Choqués, les Russes ! Pourquoi ?

Le film aborde de front plusieurs tabous :

1 – Montrer au cinéma la mort d’un enfant
2 – Montrer au cinéma des scènes où des femmes s’embrassent [8]
3 – Mettre en scène une « mise à mort par pitié [9] »
4 – Contrevenir à l’image héroïsée des combattants de la Grande guerre patriotique.

Trois de ces thèmes sont à même de toucher au cœur le public occidental : l’enfance maltraitée, les luttes LGBT, l’euthanasie ; le quatrième, les quelques 26 à 30 millions de morts russes, trouve chez nous peu d’échos [10].

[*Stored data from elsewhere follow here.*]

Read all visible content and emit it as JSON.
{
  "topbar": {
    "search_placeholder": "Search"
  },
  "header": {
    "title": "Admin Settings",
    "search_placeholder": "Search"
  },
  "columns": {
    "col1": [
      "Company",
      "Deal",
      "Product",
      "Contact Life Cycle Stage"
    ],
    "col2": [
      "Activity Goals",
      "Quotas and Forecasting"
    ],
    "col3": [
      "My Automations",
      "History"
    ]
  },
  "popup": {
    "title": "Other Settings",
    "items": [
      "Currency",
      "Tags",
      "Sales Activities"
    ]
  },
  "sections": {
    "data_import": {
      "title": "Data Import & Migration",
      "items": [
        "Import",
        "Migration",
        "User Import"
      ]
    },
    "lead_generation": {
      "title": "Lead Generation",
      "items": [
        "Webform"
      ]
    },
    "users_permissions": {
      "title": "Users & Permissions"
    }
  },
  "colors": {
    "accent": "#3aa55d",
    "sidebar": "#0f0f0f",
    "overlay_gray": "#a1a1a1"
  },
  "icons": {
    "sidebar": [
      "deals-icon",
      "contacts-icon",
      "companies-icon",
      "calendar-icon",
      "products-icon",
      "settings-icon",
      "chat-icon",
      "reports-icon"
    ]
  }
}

Par contre, la GPA (gestation pour autrui), en débat ici, ne choque personne, elle est légale en Russie, pour les couples hétérosexuels et les femmes célibataires, et par jurisprudence, au nom de la non-discrimination entre les sexes, aux hommes célibataires [11]. Elle donne lieu à un juteux business. Pour les homosexuels, qui ne sont pas censés exister en Russie, la question n’est pas débattue.

Les critiques professionnels sont plus nuancés que le grand public. L’un évoque « la lumière céleste et la tendresse terrestre », l’autre s’inquiète : « la guerre en Russie ne finira jamais, mais nous devons survivre ». Les plus subtils constatent que « le retour à la paix pour les femmes n’est pas le même que pour les hommes, ces héros ». Plus factuel, un autre remarque : « Notre cinéma parle toujours de douleur, et ce film ne reste qu’une nature morte [12]. »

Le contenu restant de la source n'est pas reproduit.